MEMBER  [Measures].[Median] AS Median([Product].[Subcategory].[Subcategory].Members,
        [Measures].[Internet Sales Amount])

SELECT  {[Measures].[Internet Sales Amount], [Measures].[Mean], [Measures].[Median]} ON 0,
        NonEmpty([Product].[Subcategory].[Subcategory].Members, [Measures].[Internet Sales Amount]) ON 1
FROM    [Adventure Works]
WHERE   ([Date].[Date].&[20070727])
image

If you run the query and copy the data out to Excel you’ll see that it matches the result of Excel’s Median and Mode functions.

Mode

Mode is harder to achieve as there’s no built in MDX function. Fortunately, Excel is on hand to help out, as Analysis Services allows you to use some of the Excel functions in MDX. There are warnings that come with this approach, as you need to have Excel installed on the server and there can also be performance problems. But, if you’re comfortable with these caveats, then the Excel mode function may be an option for you.

If you do use the Excel Mode function then there are a few things to watch out for. Firstly, you’ll have to use the MDX SetToArray() function to pass the set in the format that Excel expects. Secondly, you may get an error returned with the description: “#Error The following system error occurred:  Invalid flags.” This is due to the data type of the Measure – it seems that Currency measures are not supported by this function. Therefore, I’m using Cdbl() on Internet Sales Amount to get this to work:

WITH 
MEMBER  [Measures].[Demo] AS Cdbl([Measures].[Internet Sales Amount])
    
MEMBER  [Measures].[ExcelMode] AS
        Excel!MODE(SetToArray(NONEMPTY([Product].[Subcategory].[Subcategory].Members, [Measures].[Demo])
        * [Measures].[Demo]))

Applying this to the example query I’ve got above, the mode returned is 8.99, as its the only number that appears twice.

Bi Modal Result Set

There is a bit more complexity to Mode in some situations, essentially as you can get a bi-modal result set - where there is more than one value occurring the most. E.g. the mode of 1,2,2,3 is just 2, but the mode of 1,2,2,3,3,4 is both 2 and 3 – so it’s known as bi-modal.

The Excel Mode function won’t help in this scenario, as it will just return one of the mode values. Interestingly Excel 2010 does support this, with the Mode.Mult() function, but I’ve been unable to get this to work, presumably as the Excel function returns an array.

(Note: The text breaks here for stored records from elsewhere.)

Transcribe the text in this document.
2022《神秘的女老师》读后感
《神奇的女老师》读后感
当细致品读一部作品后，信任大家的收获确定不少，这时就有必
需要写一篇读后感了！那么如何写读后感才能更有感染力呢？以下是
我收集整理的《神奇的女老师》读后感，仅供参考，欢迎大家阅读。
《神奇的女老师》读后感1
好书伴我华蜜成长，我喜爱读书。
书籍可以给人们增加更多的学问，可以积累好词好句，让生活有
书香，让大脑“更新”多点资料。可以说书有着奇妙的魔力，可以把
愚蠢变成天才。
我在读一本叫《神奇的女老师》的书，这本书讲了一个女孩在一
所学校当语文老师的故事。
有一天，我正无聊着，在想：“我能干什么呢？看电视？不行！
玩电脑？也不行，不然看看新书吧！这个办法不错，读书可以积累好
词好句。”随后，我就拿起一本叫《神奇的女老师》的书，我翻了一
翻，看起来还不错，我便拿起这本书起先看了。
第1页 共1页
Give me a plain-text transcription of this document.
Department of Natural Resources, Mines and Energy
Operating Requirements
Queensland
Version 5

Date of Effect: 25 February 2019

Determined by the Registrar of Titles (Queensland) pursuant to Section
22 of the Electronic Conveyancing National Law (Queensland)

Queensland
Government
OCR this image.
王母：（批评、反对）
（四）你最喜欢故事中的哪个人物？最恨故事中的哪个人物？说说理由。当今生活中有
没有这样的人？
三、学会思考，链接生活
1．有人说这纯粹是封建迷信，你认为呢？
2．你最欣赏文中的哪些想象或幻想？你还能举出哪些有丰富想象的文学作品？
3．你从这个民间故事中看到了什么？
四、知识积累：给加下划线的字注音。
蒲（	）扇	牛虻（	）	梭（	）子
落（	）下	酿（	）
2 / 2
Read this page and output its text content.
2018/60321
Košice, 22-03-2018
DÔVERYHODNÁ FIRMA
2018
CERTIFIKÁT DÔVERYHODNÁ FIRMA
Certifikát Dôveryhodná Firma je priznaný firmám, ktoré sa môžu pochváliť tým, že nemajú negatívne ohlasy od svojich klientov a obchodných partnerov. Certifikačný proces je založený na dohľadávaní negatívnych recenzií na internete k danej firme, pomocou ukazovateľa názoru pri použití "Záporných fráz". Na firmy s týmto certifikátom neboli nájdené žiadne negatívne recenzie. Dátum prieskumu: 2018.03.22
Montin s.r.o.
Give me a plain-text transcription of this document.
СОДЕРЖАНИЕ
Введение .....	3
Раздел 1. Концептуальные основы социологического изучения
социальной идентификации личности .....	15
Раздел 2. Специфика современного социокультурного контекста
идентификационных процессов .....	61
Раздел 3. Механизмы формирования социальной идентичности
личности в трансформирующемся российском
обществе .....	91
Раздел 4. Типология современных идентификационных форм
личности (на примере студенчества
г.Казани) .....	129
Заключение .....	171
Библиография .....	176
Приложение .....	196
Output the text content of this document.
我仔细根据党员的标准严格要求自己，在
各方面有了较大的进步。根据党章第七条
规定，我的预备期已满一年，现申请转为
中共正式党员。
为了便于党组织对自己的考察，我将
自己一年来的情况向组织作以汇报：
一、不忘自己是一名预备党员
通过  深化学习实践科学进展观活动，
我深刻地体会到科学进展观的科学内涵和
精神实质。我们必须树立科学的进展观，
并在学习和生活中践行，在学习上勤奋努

All is not lost though, it’s possible to produce mode using MDX. First of all, the numbers that I’m operating on are shown below. As you can see, there are two sets of two numbers that are the same:

image

As the following forum thread shows, mode can be achieved using MDX. I’m adapting that approach to give the following MDX:

WITH 
--Produce a result set that will guarantee bi modal results
MEMBER    [Measures].[Demo] AS
        CASE WHEN [Product].[Subcategory].CurrentMember IS [Product].[Subcategory].&[31]  THEN 65.91
        ELSE Cdbl([Measures].[Internet Sales Amount]) END

--Count how often each value appears
MEMBER [Measures].[ValueCount] AS 
SUM( 
    Union([Product].[Subcategory].CurrentMember.Level.Members,
        {[Product].[Subcategory].CurrentMember} AS Currentsub)
    , IIF(([Product].[Subcategory].CurrentMember, [Measures].[Demo]) = 
        (Currentsub.Item(0).Item(0), [Measures].[Demo]), 1, null)
)
--Only get the items that appear the most
SET [MaxModes] AS 
    ORDER(FILTER(NONEMPTY([Product].[Subcategory].[Subcategory].Members, {[Measures].[Demo]}),
    [Measures].[ValueCount] = MAX(NONEMPTY([Product].[Subcategory].[Subcategory].Members, [Measures].[Demo]), 
        [Measures].[ValueCount])), [Measures].[Demo], ASC)

SELECT   {[Measures].[Demo], [Measures].[ValueCount]} on 0,
        [MaxModes]
        --Filter out the duplicates 
        HAVING [MaxModes].CurrentOrdinal = 0 OR [Measures].[Demo] <> 
            ([Measures].[Demo], [MaxModes].Item([MaxModes].CurrentOrdinal - 2)) ON 1
FROM    [Adventure Works]
WHERE    ([Date].[Date].&[20070727])

This gives the following correct result set, assuming we just want the two bi modal values:

image

An alternative is to use an MDX Filter() or HAVING clause to just display all the sub categories that have the mode values, which would just require a small modification to the above code.

I’ve not used these approaches with big data volumes etc, but they should at least give you a few options if you’ve got to do these sort of calculations in your own environment.